Dupre accusers come forward

SPRINGFIELD, Mass. -- Two men who alleged that they were abused by retired Springfield Bishop Thomas L. Dupre have indirectly told their stories to the public through their attorney, and talked to a prosecutor in late February. By Feb. 26, a preliminary church investigation of the charges against the bishop was also under way.

According to church guidelines, allegations of abuse against a bishop is sent to the head of the ecclesiastical province, in this case, Boston Archbishop Sean P. O’Malley. However, the actual investigation is conducted by the Vatican.

Mark E. Dupont, spokesman for the Springfield diocese, said that at least one of the alleged victims had met with Boston archdiocesan victim advocate Barbara Thorpe by Feb. 27.

According to diocesan guidelines, information that the church investigators receive from victims will be given to Hampden County District Attorney William Bennett, who has launched an investigation into the accusations against the bishop.


Puppet master
Br. Ed Sheehy works one of his marionettes in his workshop at St. Peter's Prep School in Jersey City, N.J., Feb. 26. The 70-year-old Jesuit, who considers puppetry his apostolate, has entertained audiences around the world with his animated creations.

-- CNS/Todd Pitt


Contraceptives not exemptable

LOS ANGELES -- In what is regarded as a national test case, the California Supreme Court March 1 ruled that Catholic Charities in California cannot be exempt from regulations ordering employee health care contracts to cover contraceptive drug prescriptions.

The regulations stemmed from 1999 California legislation created because some 10 percent of health policies in the state did not provide contraceptive drug coverage. That discriminated against women, the state Supreme Court ruling stated, because women’s out-of-pocket health care costs were 68 percent higher than men’s -- primarily because of prescription contraceptives.

Catholic Charities sought the exemption as a Catholic organization bound by church teaching. But the Supreme Court ruled that Catholic Charities failed to meet the four necessary criteria: that its work was primarily to inculcate religious value; that its employees, and the people it served, were primarily people who accepted its tenets; and that it was a religiously exempt organization under the terms of the IRS code. No decision has been made regarding an appeal.

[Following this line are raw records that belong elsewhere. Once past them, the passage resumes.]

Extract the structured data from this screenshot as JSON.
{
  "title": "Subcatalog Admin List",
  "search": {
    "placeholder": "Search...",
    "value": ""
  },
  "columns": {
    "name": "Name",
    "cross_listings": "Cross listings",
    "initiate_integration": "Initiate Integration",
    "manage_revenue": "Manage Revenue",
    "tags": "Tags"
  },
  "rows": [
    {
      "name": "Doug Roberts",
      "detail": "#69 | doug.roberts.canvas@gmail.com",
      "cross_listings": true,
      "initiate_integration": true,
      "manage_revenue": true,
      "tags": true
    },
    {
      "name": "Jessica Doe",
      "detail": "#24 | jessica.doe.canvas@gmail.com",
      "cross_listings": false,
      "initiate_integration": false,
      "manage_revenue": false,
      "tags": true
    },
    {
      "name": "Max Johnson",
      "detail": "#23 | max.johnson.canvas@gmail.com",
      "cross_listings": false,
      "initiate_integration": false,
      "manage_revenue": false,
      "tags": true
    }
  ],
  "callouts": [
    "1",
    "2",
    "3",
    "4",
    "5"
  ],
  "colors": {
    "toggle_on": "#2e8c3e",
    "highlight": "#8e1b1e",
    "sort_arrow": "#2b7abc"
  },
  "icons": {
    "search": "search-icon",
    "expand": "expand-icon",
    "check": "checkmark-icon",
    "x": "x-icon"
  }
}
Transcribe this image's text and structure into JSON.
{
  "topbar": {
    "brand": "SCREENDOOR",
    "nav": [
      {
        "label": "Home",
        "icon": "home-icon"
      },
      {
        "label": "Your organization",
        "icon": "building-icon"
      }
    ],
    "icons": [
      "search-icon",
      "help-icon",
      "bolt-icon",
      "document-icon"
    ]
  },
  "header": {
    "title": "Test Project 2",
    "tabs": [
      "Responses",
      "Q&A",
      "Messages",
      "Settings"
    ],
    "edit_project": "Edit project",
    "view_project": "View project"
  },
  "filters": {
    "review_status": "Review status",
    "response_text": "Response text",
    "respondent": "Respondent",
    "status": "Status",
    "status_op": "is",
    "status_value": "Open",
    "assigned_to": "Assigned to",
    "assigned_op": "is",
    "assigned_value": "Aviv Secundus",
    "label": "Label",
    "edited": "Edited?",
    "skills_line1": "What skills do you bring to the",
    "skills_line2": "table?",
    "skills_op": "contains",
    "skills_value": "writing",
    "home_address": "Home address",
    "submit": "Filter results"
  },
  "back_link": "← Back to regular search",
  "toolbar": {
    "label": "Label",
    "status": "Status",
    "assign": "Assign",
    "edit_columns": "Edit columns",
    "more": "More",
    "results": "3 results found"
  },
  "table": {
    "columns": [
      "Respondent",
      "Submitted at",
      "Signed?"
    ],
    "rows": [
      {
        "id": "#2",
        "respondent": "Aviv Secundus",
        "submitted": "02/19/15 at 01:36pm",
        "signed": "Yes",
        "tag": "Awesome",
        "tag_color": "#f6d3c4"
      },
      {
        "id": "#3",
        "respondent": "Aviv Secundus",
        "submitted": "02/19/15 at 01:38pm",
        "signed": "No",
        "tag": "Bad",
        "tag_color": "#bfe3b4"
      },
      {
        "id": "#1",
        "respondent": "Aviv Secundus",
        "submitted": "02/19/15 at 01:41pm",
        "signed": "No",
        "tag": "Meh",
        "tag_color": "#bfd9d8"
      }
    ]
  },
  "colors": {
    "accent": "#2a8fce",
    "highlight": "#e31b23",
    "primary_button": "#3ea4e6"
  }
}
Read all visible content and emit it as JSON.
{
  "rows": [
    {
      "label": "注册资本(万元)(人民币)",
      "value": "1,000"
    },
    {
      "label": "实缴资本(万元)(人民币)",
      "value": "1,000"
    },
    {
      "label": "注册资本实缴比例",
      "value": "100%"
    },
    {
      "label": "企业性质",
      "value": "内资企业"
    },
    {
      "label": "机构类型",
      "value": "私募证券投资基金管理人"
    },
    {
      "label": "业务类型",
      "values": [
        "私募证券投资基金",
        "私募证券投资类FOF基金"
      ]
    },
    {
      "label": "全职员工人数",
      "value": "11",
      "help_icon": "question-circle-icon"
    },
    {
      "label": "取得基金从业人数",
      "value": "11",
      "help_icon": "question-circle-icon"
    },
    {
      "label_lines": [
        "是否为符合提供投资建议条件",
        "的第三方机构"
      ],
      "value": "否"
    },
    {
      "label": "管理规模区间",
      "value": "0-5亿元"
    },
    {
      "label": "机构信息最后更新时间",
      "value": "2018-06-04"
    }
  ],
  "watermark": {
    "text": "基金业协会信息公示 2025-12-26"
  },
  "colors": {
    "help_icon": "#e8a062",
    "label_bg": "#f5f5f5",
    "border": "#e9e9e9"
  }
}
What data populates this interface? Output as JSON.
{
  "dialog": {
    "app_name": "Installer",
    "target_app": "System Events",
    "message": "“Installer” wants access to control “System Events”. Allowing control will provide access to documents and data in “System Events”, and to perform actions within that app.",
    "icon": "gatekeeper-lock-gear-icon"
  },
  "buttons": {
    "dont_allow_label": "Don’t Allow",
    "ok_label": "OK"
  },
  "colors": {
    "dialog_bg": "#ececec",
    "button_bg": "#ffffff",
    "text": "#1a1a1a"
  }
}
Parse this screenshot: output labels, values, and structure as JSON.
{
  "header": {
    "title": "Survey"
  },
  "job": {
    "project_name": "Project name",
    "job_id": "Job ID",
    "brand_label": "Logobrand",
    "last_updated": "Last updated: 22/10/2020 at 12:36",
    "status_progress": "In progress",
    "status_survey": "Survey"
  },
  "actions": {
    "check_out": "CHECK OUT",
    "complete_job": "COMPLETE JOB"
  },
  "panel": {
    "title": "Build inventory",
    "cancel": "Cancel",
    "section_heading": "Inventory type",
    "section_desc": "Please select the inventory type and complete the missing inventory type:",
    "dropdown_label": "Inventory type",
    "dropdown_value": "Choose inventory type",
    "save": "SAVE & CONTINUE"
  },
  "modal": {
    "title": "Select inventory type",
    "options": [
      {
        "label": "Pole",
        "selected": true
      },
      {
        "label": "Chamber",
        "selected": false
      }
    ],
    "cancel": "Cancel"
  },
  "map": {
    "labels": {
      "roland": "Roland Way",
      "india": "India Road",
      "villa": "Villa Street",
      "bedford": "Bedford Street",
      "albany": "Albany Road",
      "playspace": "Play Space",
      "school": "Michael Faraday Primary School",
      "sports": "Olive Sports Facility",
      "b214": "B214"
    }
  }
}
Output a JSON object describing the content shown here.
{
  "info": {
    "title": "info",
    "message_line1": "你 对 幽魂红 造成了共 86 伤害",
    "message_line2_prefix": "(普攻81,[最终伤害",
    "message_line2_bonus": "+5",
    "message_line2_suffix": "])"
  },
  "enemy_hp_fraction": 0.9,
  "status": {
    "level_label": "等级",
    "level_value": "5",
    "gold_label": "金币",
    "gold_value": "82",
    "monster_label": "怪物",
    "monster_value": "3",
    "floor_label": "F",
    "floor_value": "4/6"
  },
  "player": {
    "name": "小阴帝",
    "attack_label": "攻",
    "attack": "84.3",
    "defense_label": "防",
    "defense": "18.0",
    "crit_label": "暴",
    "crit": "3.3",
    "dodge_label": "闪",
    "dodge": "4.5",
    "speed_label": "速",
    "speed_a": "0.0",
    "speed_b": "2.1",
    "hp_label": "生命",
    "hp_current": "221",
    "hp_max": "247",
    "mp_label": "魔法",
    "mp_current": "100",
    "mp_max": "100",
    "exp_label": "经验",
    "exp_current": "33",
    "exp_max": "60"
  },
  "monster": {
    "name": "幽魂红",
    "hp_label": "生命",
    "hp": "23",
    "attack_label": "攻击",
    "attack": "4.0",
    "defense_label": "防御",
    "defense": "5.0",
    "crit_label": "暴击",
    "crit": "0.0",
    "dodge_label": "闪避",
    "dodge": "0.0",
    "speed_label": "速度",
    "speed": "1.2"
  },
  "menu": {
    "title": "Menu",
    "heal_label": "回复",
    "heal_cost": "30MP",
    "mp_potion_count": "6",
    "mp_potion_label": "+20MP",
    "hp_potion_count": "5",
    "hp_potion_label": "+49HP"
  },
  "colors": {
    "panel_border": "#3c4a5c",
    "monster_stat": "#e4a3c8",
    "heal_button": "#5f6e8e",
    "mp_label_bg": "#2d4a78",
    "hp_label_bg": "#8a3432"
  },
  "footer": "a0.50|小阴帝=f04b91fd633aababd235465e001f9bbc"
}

Catholic hospital loses tax status

URBANA, Ill., -- An Illinois county tax board has lifted the property tax exemption of a Catholic hospital. In late February, the Illinois Department of Revenue affirmed a recommendation of the Champaign County Board of Review to revoke the property tax exemption of Provena Covenant Medical Center in Urbana. The decision could cost the hospital, which retains federal tax-exempt status, more than $1.1 million a year in local property taxes.

The county board of review argued in a nine-page brief that the 270-bed hospital allowed for-profit entities or individuals to operate some of its services and that its aggressive billing and debt-collection practices violated its obligation to provide charity care.

Michael F. Rodgers of the Catholic Health Association said the decision also could affect “a whole variety of targets that are now off the tax rolls” -- from Catholic schools and universities to community nonprofit organizations -- as economically stressed communities try to balance their budgets.